Articles

Managing your Firm’s Professional Liability Renewal

By Dale Crow, Counsel, Professional Services Group


youtube-article

It’s renewal time again?! Dreaded yet routine, the Professional Liability renewal process usually involves firms skimming their broker’s proposal, comparing premiums, making a choice, and filing away the policy. This is a dangerous approach to the annual negotiation of a contract that transfers your firm’s largest exposure to liability. Rather than dreading what can seem a monotonous process, design firms can ensure maximum return on their premium dollar by planning early and devoting a little time to engage in exposure and coverage evaluation.
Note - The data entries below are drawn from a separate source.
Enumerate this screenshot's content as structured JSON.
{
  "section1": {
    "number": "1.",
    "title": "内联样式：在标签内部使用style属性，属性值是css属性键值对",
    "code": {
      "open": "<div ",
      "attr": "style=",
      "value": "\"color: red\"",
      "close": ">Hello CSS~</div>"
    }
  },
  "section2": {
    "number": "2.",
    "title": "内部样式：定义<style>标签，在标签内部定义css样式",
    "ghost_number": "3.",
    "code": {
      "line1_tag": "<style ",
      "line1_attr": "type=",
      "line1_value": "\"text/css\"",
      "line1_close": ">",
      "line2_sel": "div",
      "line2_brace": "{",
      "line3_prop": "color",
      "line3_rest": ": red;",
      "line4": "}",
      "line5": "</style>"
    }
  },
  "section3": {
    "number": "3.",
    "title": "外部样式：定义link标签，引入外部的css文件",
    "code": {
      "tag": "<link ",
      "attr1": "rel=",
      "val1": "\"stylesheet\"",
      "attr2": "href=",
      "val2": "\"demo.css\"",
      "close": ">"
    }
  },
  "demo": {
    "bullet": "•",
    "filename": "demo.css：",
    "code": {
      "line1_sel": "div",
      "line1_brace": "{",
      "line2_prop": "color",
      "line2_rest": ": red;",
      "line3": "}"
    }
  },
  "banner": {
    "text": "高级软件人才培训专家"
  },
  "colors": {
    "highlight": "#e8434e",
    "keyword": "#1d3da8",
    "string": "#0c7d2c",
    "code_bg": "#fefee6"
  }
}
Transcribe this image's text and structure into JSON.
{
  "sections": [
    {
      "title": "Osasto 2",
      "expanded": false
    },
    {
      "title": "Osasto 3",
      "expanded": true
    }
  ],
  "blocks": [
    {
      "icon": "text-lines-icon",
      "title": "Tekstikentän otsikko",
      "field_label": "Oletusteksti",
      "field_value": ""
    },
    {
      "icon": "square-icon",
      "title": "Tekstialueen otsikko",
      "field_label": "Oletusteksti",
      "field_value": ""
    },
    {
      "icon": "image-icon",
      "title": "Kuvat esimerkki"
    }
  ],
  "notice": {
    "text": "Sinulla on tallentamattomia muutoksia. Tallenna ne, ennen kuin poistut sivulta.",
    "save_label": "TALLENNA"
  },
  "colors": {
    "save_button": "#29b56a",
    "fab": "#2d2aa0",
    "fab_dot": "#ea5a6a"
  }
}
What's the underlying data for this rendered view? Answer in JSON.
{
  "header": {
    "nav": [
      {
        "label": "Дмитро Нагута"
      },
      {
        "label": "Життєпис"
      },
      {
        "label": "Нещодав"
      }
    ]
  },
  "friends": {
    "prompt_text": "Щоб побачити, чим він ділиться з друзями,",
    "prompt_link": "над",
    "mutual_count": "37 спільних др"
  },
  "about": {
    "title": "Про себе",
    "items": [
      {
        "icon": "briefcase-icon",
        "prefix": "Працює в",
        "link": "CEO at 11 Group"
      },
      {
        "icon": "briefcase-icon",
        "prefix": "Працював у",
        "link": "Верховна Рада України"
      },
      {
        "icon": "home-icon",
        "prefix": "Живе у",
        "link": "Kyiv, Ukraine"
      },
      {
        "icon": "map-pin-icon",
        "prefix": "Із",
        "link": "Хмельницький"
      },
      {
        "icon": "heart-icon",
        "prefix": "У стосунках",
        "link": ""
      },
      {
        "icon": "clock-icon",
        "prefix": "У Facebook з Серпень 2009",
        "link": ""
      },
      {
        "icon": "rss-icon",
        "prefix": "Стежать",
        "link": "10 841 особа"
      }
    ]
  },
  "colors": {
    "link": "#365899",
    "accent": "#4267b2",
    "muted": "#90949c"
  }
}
Any firm’s exposure to liability will change periodically. Check for changes to your firm’s operations, staffing, project types/sizes, or clients. With that information in hand, check that existing coverage is properly structured to handle the changes in your firm’s profile. Not sure? Ask your broker. Ask for claim scenarios to see what coverages are triggered and how they operate. Renewals should be interactive.

Evaluating the amount of coverage being purchased each year is also important. Owners will often contractually require their design professionals to carry certain Professional Liability limits on a per-claim basis. While there are longstanding “formulas” that may be used to determine appropriate insurance limits, there is no hard and fast rule. Project locations and types, discipline(s) of the design professional, firm experience, and appetite for risk all are factors to consider. Your broker can supply limit and deductible benchmarking, providing you a good idea of the limits and deductibles being carried by similar design firms. Remember, defense costs count against your firm’s Professional Liability policy limit, so by the time you get to settlement or judgement you could have much less coverage left. 

Perhaps the most crucial Professional Liability annual renewal task for any design firm is polling Principals to uncover any potential issues that might give rise to a claim against the firm. Professional Liability policies generally are written on a “claims made and reported” policy form; meaning that the policy responding to the claim will be the one in effect when the claim was reported to the insurance company. Most claims-made policies include a provision allowing you to notify your insurer of a potential claim situation and requiring the insurance company to accept this notification as the coverage trigger for any future claims. This is important because many claims begin as smaller complaints that take months or even years to develop into actual claims. Having an eventual claim assigned to the oldest policy possible helps improve the loss ratio calculation used to determine your premium.

The consequences of failing to report a potential claim can be substantial. The failure to disclose a potential claim may give the insurer the right to rescind the policy in its entirety, if the misrepresentation is deemed material. This means that the policy will be void from its inception, and it will be as if the policy was never issued.

So, skip the routine. Make your Professional Liability policy renewal an annual reassessment of the road behind and the challenges ahead.